Along with the chief rabbis, religious Zionist rabbis — including Safed Chief Rabbi Shmuel Eliyahu, Rabbi Tzvi Yisrael Tau, Rabbi Mordechai Shternberg, and some 20 others — signed a letter to Netanyahu asking him to reject Nissim’s suggestions.
“We, the rabbis of Israel, regard with concern the danger to the unity of the Jewish people as a result of the proposals for reform in conversion which include the appropriation of conversion from the Chief Rabbinate and the recognition of Reform and Conservative conversion,” the letter said.
“We call on all members of the Knesset and all the cabinet ministers to do everything in their power in order to stop the conversion reform, which is likely to cause assimilation, disintegration and division in the Jewish people, similar to what is happening, to our chagrin, in many Reform and Conservative communities abroad.”
Nissim’s proposal reportedly envisions a state body led by an official appointed by the president of the rabbinical court and the chair of the Jewish Agency. There will be five conversion centers across the country manned by Orthodox officials and all conversions will be based on Orthodox Jewish law. The rabbinical judges will be chosen by a panel of 11 including the prime minister, the justice minister, the chief rabbis, and the chair of the Jewish agency. Crucially, the panel will not have a defined Orthodox or ultra-Orthodox majority and will give voice to the Reform and Conservative movements, too.
The controversial clause of Nissim’s proposed bill lays down that conversions carried out by “a recognized Jewish community abroad” will be recognized for the purpose of the Law of Return, which grants Israeli citizenship, even when they were not done in accordance with Orthodox Jewish law.
But according to Dr. Yizhar Hess, the head of the Conservative movement in Israel, the proposed reforms herald little change for non-Orthodox Jews.

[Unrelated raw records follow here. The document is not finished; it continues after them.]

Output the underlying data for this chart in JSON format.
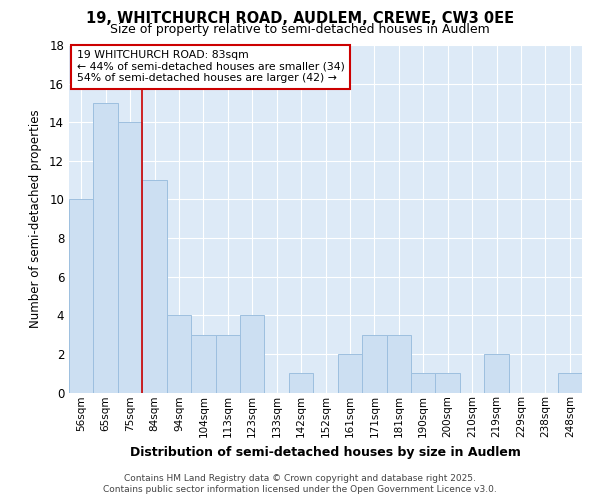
{
  "title1": "19, WHITCHURCH ROAD, AUDLEM, CREWE, CW3 0EE",
  "title2": "Size of property relative to semi-detached houses in Audlem",
  "xlabel": "Distribution of semi-detached houses by size in Audlem",
  "ylabel": "Number of semi-detached properties",
  "categories": [
    "56sqm",
    "65sqm",
    "75sqm",
    "84sqm",
    "94sqm",
    "104sqm",
    "113sqm",
    "123sqm",
    "133sqm",
    "142sqm",
    "152sqm",
    "161sqm",
    "171sqm",
    "181sqm",
    "190sqm",
    "200sqm",
    "210sqm",
    "219sqm",
    "229sqm",
    "238sqm",
    "248sqm"
  ],
  "values": [
    10,
    15,
    14,
    11,
    4,
    3,
    3,
    4,
    0,
    1,
    0,
    2,
    3,
    3,
    1,
    1,
    0,
    2,
    0,
    0,
    1
  ],
  "bar_color": "#ccdff2",
  "bar_edge_color": "#9dbfdf",
  "vline_x": 2.5,
  "vline_label": "19 WHITCHURCH ROAD: 83sqm",
  "annotation_line1": "← 44% of semi-detached houses are smaller (34)",
  "annotation_line2": "54% of semi-detached houses are larger (42) →",
  "annotation_box_color": "#ffffff",
  "annotation_border_color": "#cc0000",
  "vline_color": "#cc0000",
  "ylim": [
    0,
    18
  ],
  "yticks": [
    0,
    2,
    4,
    6,
    8,
    10,
    12,
    14,
    16,
    18
  ],
  "background_color": "#ddeaf7",
  "grid_color": "#ffffff",
  "footer": "Contains HM Land Registry data © Crown copyright and database right 2025.\nContains public sector information licensed under the Open Government Licence v3.0.",
  "fig_bg": "#ffffff"
}
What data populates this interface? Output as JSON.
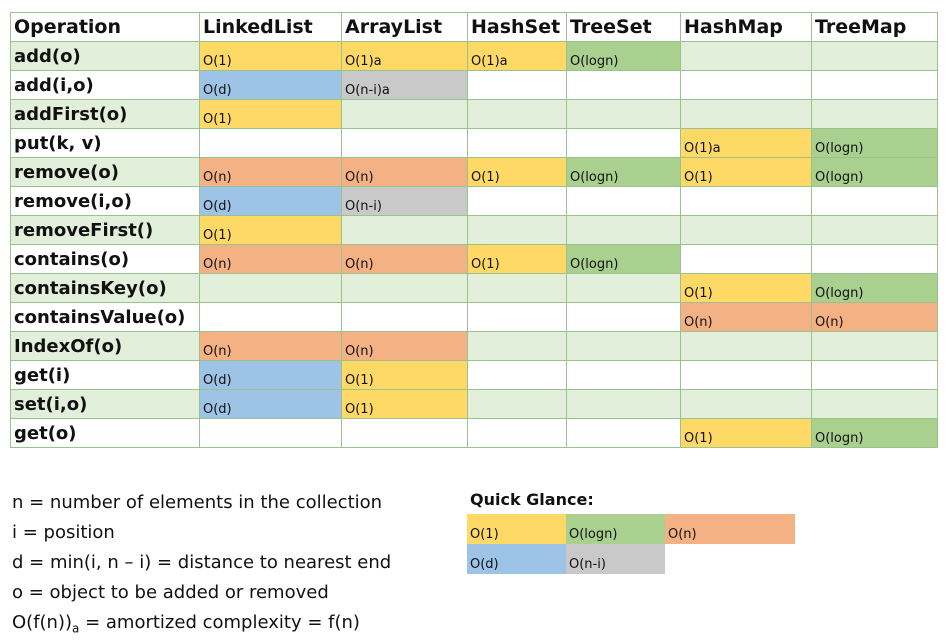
{
  "table": {
    "headers": [
      "Operation",
      "LinkedList",
      "ArrayList",
      "HashSet",
      "TreeSet",
      "HashMap",
      "TreeMap"
    ],
    "rows": [
      {
        "op": "add(o)",
        "cells": [
          "O(1)",
          "O(1)a",
          "O(1)a",
          "O(logn)",
          "",
          ""
        ]
      },
      {
        "op": "add(i,o)",
        "cells": [
          "O(d)",
          "O(n-i)a",
          "",
          "",
          "",
          ""
        ]
      },
      {
        "op": "addFirst(o)",
        "cells": [
          "O(1)",
          "",
          "",
          "",
          "",
          ""
        ]
      },
      {
        "op": "put(k, v)",
        "cells": [
          "",
          "",
          "",
          "",
          "O(1)a",
          "O(logn)"
        ]
      },
      {
        "op": "remove(o)",
        "cells": [
          "O(n)",
          "O(n)",
          "O(1)",
          "O(logn)",
          "O(1)",
          "O(logn)"
        ]
      },
      {
        "op": "remove(i,o)",
        "cells": [
          "O(d)",
          "O(n-i)",
          "",
          "",
          "",
          ""
        ]
      },
      {
        "op": "removeFirst()",
        "cells": [
          "O(1)",
          "",
          "",
          "",
          "",
          ""
        ]
      },
      {
        "op": "contains(o)",
        "cells": [
          "O(n)",
          "O(n)",
          "O(1)",
          "O(logn)",
          "",
          ""
        ]
      },
      {
        "op": "containsKey(o)",
        "cells": [
          "",
          "",
          "",
          "",
          "O(1)",
          "O(logn)"
        ]
      },
      {
        "op": "containsValue(o)",
        "cells": [
          "",
          "",
          "",
          "",
          "O(n)",
          "O(n)"
        ]
      },
      {
        "op": "IndexOf(o)",
        "cells": [
          "O(n)",
          "O(n)",
          "",
          "",
          "",
          ""
        ]
      },
      {
        "op": "get(i)",
        "cells": [
          "O(d)",
          "O(1)",
          "",
          "",
          "",
          ""
        ]
      },
      {
        "op": "set(i,o)",
        "cells": [
          "O(d)",
          "O(1)",
          "",
          "",
          "",
          ""
        ]
      },
      {
        "op": "get(o)",
        "cells": [
          "",
          "",
          "",
          "",
          "O(1)",
          "O(logn)"
        ]
      }
    ]
  },
  "legend": {
    "n_line": "n = number of elements in the collection",
    "i_line": "i = position",
    "d_line": "d = min(i, n – i) = distance to nearest end",
    "o_line": "o = object to be added or removed",
    "amort_prefix": "O(f(n))",
    "amort_sub": "a",
    "amort_suffix": " = amortized complexity = f(n)"
  },
  "quick_glance": {
    "title": "Quick Glance:",
    "row1": [
      "O(1)",
      "O(logn)",
      "O(n)"
    ],
    "row2": [
      "O(d)",
      "O(n-i)"
    ]
  },
  "colors": {
    "O(1)": "#ffd966",
    "O(logn)": "#a9d08e",
    "O(n)": "#f4b183",
    "O(d)": "#9dc3e6",
    "O(n-i)": "#c9c9c9",
    "row_alt": "#e2efda",
    "border": "#9bc28c"
  }
}
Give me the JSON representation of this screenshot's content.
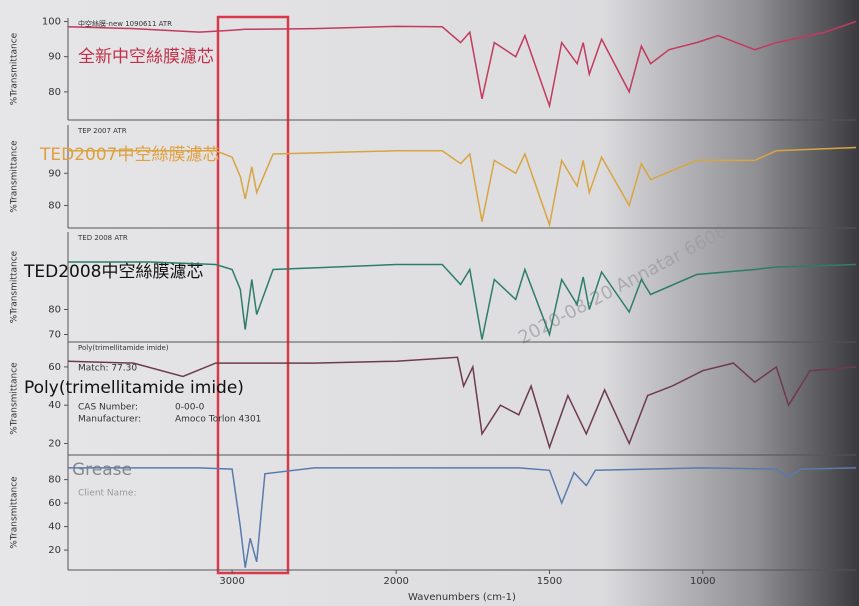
{
  "watermark": "2020-08-20 Annatar 6606",
  "chart_data": [
    {
      "type": "line",
      "header": "中空絲膜-new 1090611 ATR",
      "title": "全新中空絲膜濾芯",
      "ylabel": "%Transmittance",
      "xlim": [
        4000,
        500
      ],
      "xbreak": 2000,
      "ylim": [
        72,
        101
      ],
      "yticks": [
        100,
        90,
        80
      ],
      "color": "#c23a5c",
      "x": [
        4000,
        3600,
        3200,
        3000,
        2920,
        2500,
        2000,
        1850,
        1790,
        1760,
        1720,
        1680,
        1610,
        1580,
        1500,
        1460,
        1410,
        1390,
        1370,
        1330,
        1240,
        1200,
        1170,
        1110,
        1020,
        950,
        830,
        760,
        600,
        500
      ],
      "values": [
        98.5,
        98,
        97,
        97.5,
        97.8,
        98,
        98.6,
        98.5,
        94,
        97,
        78,
        94,
        90,
        96,
        76,
        94,
        88,
        94,
        85,
        95,
        80,
        93,
        88,
        92,
        94,
        96,
        92,
        94,
        97,
        100
      ]
    },
    {
      "type": "line",
      "header": "TEP 2007 ATR",
      "title": "TED2007中空絲膜濾芯",
      "ylabel": "%Transmittance",
      "xlim": [
        4000,
        500
      ],
      "xbreak": 2000,
      "ylim": [
        73,
        105
      ],
      "yticks": [
        90,
        80
      ],
      "color": "#d9a441",
      "x": [
        4000,
        3500,
        3100,
        3000,
        2950,
        2920,
        2880,
        2850,
        2750,
        2000,
        1850,
        1790,
        1760,
        1720,
        1680,
        1610,
        1580,
        1500,
        1460,
        1410,
        1390,
        1370,
        1330,
        1240,
        1200,
        1170,
        1020,
        830,
        760,
        500
      ],
      "values": [
        97,
        97,
        97,
        95,
        89,
        82,
        92,
        84,
        96,
        97,
        97,
        93,
        96,
        75,
        94,
        90,
        96,
        74,
        94,
        86,
        94,
        84,
        95,
        80,
        93,
        88,
        94,
        94,
        97,
        98
      ]
    },
    {
      "type": "line",
      "header": "TED 2008 ATR",
      "title": "TED2008中空絲膜濾芯",
      "ylabel": "%Transmittance",
      "xlim": [
        4000,
        500
      ],
      "xbreak": 2000,
      "ylim": [
        67,
        111
      ],
      "yticks": [
        80,
        70
      ],
      "color": "#2e7d6b",
      "x": [
        4000,
        3500,
        3100,
        3000,
        2950,
        2920,
        2880,
        2850,
        2750,
        2000,
        1850,
        1790,
        1760,
        1720,
        1680,
        1610,
        1580,
        1500,
        1460,
        1410,
        1390,
        1370,
        1330,
        1240,
        1200,
        1170,
        1020,
        830,
        760,
        500
      ],
      "values": [
        99,
        99,
        98,
        96,
        88,
        72,
        92,
        78,
        96,
        98,
        98,
        90,
        96,
        68,
        92,
        84,
        96,
        70,
        92,
        82,
        93,
        80,
        95,
        79,
        92,
        86,
        94,
        96,
        97,
        98
      ]
    },
    {
      "type": "line",
      "header": "Poly(trimellitamide imide)",
      "title": "Poly(trimellitamide imide)",
      "ylabel": "%Transmittance",
      "notes": [
        "Match: 77.30",
        "CAS Number:",
        "0-00-0",
        "Manufacturer:",
        "Amoco Torlon 4301"
      ],
      "xlim": [
        4000,
        500
      ],
      "xbreak": 2000,
      "ylim": [
        14,
        73
      ],
      "yticks": [
        60,
        40,
        20
      ],
      "color": "#6e3b4b",
      "x": [
        4000,
        3600,
        3300,
        3100,
        2500,
        2000,
        1800,
        1780,
        1750,
        1720,
        1660,
        1600,
        1560,
        1500,
        1440,
        1380,
        1320,
        1240,
        1180,
        1100,
        1000,
        900,
        830,
        760,
        720,
        650,
        500
      ],
      "values": [
        63,
        62,
        55,
        62,
        62,
        63,
        65,
        50,
        60,
        25,
        40,
        35,
        50,
        18,
        45,
        25,
        48,
        20,
        45,
        50,
        58,
        62,
        52,
        60,
        40,
        58,
        60
      ]
    },
    {
      "type": "line",
      "title": "Grease",
      "ylabel": "%Transmittance",
      "notes": [
        "Client Name:"
      ],
      "xlim": [
        4000,
        500
      ],
      "xbreak": 2000,
      "ylim": [
        3,
        101
      ],
      "yticks": [
        80,
        60,
        40,
        20
      ],
      "color": "#5a7aae",
      "xlabel": "Wavenumbers (cm-1)",
      "xticks": [
        3000,
        2000,
        1500,
        1000
      ],
      "x": [
        4000,
        3200,
        3000,
        2950,
        2920,
        2890,
        2870,
        2850,
        2800,
        2500,
        2000,
        1600,
        1500,
        1460,
        1420,
        1380,
        1350,
        1000,
        760,
        720,
        680,
        500
      ],
      "values": [
        90,
        90,
        89,
        40,
        5,
        30,
        20,
        10,
        85,
        90,
        90,
        90,
        88,
        60,
        86,
        75,
        88,
        90,
        89,
        82,
        89,
        90
      ]
    }
  ]
}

“It must be admitted that the report by Moshe Nissim is revolutionary to a considerable extent,” Hess said in a statement. “Removing conversion from the hands of the chief rabbinate in favor of a separate independent conversion authority is welcomed.”
However, he lamented, the new state-run conversion authority would retain Orthodox control over conversions to Judaism.
“Any legislation that enshrines the Orthodox monopoly, even if it is liberal to some extent, means further humiliation to million of non-Orthodox Jews,” he said. “Have we not had enough of that over the past two years?”
The proposed law, one of several attempts to legislate conversion, comes on the heels of several High Court cases that have slowly broadened the state’s definition of who is a Jew — and therefore who is eligible to become an Israeli.
In March 2016, the High Court decided that non-Israelis who were converted in Israel by private, mostly ultra-Orthodox, rabbinical courts outside of the Israeli Chief Rabbinate could seek Israeli citizenship.
Nissim began working on his report last September. According to the Walla news site, his final conclusions and suggested changes in the law were signed off on by some senior religious Zionist rabbis.
Amanda Borschel-Dan contributed to this report.